I'm not really worried about it, just interested to see who's in the same boat. It does seem that Julia's one of the oldest kids in our group.

Quote:

_Originally posted by Claudette_ My older son quit nappies during the day in late February, he was 4 year 7 1/2 months - and had no special needs requiring nappies. In the end I actually had to just say to him, right, on Monday we're just going to use underwear, and if you have accidents, it's ok, but there will be no more nappies during the day. He didn't have any accidents...
That's really interesting, Claudette. We may have to try some underwear days during the summer, just to see how it goes.


----------



## hnybee (Sep 21, 2003)

I have to throw in my two cents. Both of my girls PTed fairly easy, but both times were during the summer. I would put them in a dress with no undies or diapers. We spent a lot of time outdoors (gotta love that california weather) that way if she had an accident (and trust me, there were many) it was totally okay. We even put a portable potty outside a couple of times. It was my friends suggestion and it worked great. She was so proud of herself when she would stop playing and run over to the potty.

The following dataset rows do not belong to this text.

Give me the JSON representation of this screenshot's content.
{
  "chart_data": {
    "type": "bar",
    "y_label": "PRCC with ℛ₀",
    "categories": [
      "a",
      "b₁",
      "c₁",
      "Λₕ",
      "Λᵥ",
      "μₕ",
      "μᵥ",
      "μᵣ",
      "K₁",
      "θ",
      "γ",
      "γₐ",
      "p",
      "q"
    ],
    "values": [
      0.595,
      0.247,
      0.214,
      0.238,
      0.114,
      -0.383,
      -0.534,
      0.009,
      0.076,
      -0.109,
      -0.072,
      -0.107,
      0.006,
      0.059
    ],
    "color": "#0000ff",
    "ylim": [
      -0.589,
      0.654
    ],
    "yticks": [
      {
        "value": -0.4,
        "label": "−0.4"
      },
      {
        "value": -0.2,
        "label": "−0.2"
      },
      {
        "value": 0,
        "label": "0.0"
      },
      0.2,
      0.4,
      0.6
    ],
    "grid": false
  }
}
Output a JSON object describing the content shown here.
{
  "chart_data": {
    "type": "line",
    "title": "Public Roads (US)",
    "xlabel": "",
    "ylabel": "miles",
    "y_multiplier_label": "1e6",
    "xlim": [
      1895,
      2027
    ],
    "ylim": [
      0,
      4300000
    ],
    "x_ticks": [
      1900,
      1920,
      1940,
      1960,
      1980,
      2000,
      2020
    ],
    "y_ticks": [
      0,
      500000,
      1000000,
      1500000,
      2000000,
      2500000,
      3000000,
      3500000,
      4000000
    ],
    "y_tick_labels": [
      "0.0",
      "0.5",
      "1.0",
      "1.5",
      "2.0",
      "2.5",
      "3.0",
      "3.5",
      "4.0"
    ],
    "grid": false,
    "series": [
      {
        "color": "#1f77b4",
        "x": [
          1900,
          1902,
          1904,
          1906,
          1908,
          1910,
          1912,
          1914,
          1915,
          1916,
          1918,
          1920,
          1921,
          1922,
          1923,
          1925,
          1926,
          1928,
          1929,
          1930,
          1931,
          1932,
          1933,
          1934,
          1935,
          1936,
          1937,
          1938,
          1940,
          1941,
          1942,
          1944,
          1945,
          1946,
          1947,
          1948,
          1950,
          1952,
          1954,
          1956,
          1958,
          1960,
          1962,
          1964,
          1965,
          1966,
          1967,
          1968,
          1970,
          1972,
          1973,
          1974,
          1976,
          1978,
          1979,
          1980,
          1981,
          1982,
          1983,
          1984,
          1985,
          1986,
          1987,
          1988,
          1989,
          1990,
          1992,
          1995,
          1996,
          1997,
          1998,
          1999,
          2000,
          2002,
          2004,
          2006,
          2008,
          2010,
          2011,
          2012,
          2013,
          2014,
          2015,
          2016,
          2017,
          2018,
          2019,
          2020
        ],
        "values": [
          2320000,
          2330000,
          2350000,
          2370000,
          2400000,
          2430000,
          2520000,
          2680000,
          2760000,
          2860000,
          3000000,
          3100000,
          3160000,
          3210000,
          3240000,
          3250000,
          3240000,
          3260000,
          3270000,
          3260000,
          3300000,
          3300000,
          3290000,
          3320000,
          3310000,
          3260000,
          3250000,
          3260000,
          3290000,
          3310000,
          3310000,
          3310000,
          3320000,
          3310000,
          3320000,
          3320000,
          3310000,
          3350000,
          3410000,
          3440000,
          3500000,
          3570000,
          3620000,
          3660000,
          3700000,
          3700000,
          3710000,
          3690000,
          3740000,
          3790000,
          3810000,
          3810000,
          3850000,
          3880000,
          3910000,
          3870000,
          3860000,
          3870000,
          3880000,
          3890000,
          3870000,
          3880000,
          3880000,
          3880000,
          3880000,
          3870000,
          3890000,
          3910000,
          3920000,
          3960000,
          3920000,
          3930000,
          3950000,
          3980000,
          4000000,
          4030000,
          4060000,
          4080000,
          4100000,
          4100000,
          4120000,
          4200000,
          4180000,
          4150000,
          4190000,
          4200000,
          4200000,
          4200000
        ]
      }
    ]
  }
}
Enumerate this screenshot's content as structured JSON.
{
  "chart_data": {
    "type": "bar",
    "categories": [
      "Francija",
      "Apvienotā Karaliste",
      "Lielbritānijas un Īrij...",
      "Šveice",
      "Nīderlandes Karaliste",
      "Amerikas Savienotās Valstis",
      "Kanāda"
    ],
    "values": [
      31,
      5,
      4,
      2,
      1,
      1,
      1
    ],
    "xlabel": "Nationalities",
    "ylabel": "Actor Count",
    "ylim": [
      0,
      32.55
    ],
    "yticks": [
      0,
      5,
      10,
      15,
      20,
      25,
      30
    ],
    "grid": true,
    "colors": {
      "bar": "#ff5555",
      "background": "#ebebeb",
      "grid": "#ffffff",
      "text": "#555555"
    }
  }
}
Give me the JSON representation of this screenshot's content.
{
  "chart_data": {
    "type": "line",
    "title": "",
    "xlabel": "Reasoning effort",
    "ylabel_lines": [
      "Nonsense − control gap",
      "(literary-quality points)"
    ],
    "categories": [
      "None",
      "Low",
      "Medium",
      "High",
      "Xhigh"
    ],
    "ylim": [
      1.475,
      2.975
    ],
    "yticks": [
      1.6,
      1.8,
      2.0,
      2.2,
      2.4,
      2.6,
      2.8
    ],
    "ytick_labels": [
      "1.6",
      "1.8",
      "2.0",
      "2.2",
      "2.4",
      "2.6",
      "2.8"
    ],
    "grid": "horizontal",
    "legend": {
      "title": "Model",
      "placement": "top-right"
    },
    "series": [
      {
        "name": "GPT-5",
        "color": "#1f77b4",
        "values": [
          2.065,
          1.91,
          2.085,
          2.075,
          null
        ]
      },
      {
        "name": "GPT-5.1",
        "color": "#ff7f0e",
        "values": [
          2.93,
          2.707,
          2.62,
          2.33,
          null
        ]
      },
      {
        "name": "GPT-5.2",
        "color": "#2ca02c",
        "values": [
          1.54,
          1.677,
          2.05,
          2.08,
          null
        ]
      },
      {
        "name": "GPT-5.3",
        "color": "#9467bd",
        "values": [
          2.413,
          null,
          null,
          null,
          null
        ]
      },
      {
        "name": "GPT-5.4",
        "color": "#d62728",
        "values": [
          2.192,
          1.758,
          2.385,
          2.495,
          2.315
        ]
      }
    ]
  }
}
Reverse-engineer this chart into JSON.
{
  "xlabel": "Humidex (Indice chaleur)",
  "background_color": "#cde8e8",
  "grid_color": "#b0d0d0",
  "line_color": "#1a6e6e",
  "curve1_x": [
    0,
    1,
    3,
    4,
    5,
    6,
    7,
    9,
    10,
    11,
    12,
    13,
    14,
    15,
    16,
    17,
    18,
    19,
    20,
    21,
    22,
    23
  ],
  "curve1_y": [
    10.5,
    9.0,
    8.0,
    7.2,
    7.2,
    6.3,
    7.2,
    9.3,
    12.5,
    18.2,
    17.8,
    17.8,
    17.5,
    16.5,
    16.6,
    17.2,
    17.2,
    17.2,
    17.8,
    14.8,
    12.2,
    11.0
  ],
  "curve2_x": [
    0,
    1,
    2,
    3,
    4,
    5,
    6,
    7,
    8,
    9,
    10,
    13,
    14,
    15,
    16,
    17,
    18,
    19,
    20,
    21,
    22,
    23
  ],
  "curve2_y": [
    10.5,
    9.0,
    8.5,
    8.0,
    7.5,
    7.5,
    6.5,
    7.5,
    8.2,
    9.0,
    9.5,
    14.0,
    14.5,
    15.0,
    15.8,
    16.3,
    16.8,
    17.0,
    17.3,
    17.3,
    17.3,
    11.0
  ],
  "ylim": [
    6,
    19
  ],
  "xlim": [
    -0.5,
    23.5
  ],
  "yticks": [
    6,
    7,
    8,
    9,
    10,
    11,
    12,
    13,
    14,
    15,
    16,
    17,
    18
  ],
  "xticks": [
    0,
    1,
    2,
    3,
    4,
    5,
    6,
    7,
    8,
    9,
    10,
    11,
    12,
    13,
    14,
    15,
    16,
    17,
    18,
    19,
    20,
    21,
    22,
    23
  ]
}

I think the more you stress about it the more they will stress about it. We had fun and celebrated when they finally "got it"









-Melissa-


----------



## pb_and_j (Feb 13, 2003)

Karen~ Parker was about 3.5 when he started using the potty. It has been recent (in the past couple months... he is 4 and 3 mo now) that he has almost stopped having accidents. Even when he was "potty trained" he would have accidents almost every day.







:

Don't ya wonder what goes on in their heads???


----------



## HoosierDiaperinMama (Sep 23, 2003)

Quote:

_Originally posted by Sasha_girl_
*Alexander will be 3 on May 14 and sounds just like your dd. I'm the only mom I know IRL who doesn't really care when he PT's, since he's got such pretty diapers. :LOL*
My DS won't be 3 until December and I'm with you...it doesn't bother me one bit!


----------